Googling brightest flashlight 2019 doesn't help, as third-party websites and manufacturers' websites don't exhibit the maximum regulated output for the longest duration. This website does for some flashlights, but it overlooks the Imalent MS12. My family'll be spending at least £200, so we mustn't overlook other headlights or be hoodwinked!

  • Why would you spend that much on a flashlight when the one for £5 is just as good for most needs? – Separatrix Aug 22 '19 at 7:20
  • It's pretty rare that you need much above about the brightness of say car headlights (max around 12000 lumens I think). What purpose do you have for the lights - how big an area are you trying to illuminate and for how long? How portable do you need it to be? – bob1 Aug 22 '19 at 11:22
  • @bob1 I'd be using the flashlight to illuminate hiking trails, bicycle and off-road driving trails with no other cars or lights. I don't mind paying more for more lumens. – NNOX Apps Aug 22 '19 at 15:05
  • I'm voting to close this question as off-topic. I nearly deleted as spam as flagged, but thought I'd give the benefit of the doubt. That said, the questions you are asking on this topic are not in scope here. – Rory Alsop Sep 1 '19 at 21:12

As you are looking for a range of different purposes. There is no one-size-fits-all here.
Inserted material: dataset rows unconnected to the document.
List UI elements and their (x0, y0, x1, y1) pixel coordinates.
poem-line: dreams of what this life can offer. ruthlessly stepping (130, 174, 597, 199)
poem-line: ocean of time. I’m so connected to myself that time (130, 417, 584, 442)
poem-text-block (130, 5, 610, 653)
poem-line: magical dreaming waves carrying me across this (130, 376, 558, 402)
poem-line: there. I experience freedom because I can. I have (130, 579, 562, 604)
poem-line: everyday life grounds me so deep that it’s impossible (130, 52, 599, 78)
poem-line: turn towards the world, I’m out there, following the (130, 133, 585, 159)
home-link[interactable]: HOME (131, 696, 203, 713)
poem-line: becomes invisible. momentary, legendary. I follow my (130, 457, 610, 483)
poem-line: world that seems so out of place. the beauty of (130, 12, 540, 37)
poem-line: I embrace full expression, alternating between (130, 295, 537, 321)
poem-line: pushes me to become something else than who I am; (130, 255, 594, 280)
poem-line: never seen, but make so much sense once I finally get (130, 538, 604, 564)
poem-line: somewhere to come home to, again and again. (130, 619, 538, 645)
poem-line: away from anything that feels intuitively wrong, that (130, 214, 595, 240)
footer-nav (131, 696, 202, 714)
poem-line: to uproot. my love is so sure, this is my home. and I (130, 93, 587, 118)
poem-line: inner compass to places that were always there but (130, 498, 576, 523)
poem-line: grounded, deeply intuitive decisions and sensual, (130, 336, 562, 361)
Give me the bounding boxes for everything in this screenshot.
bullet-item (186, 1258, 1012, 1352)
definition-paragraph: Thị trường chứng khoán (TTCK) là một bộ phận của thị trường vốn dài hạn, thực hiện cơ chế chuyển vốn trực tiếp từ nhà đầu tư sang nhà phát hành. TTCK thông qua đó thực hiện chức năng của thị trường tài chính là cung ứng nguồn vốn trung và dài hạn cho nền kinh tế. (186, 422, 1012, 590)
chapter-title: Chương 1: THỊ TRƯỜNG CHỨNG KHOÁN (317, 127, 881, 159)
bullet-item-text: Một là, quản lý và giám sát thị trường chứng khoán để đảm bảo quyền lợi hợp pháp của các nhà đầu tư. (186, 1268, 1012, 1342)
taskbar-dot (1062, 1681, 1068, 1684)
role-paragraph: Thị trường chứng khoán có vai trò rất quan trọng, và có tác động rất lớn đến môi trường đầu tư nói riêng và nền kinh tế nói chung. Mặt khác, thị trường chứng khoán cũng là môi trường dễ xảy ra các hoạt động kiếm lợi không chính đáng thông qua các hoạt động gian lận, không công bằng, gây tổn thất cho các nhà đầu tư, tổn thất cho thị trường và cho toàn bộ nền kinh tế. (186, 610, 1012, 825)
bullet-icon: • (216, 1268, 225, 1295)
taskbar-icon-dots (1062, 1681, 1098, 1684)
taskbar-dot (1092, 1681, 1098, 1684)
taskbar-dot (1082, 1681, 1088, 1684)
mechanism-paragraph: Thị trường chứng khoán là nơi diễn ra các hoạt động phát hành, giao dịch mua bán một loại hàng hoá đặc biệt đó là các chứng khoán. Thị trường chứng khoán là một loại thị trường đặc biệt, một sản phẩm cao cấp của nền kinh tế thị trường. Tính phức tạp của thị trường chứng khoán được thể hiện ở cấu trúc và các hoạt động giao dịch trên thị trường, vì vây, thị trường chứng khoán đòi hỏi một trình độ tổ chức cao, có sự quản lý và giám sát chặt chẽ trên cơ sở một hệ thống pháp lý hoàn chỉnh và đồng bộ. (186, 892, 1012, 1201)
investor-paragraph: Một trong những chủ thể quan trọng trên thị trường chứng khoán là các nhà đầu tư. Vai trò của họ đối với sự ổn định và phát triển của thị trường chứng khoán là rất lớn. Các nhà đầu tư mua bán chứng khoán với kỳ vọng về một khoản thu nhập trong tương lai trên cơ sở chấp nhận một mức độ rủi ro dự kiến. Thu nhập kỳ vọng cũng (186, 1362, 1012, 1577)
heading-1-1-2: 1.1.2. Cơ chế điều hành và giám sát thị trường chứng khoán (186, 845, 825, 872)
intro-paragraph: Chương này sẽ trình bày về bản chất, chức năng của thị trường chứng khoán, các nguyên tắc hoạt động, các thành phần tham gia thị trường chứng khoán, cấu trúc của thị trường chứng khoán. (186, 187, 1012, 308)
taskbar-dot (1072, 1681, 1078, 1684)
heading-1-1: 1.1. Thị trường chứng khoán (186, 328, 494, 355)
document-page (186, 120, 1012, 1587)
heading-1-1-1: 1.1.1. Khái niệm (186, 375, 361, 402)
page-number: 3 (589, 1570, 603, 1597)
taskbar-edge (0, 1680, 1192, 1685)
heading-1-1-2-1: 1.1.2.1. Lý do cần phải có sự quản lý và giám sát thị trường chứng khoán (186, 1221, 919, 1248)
I have a basic (headlamp) one from Black Diamond that will illuminate up to 80 meters (260 feet) with a max of 300 lumen output. This is plenty to see trails for hiking, running, climbing, camping etc. There are many options to choose from in this range. Your local outdoors shop likely stocks around 20 different ones. Even a 100 lm one is adequate for basic needs. These are usually very light and easily transportable, and have great running time - about 25 h range on high setting and up to about 200 h on low (11 m/35', plenty for around a campsite). These usually run on AAA batteries or similar.

Bike lights go up to about 5000 lm, which is incredibly bright (about 4x brighter than halogens on car headlights). If you are say, a down-hill mountain biker in competition, you might want one of these, but otherwise you can go for much dimmer ones without compromise. These come with the trade-off in that they are large, heavy and consequently not so transportable. They are not designed to be carried by hand, but clamped to the bike. They also only tend to have about 2-3 h run time and then require recharging (2-13 h according to article I found here).

Vehicles should have their own lights, and there are very few situations where you couldn't mount lights on a vehicle to run off the internal power supply that would be more than adequate for off-roading, even on the darkest of trails on a rainy night.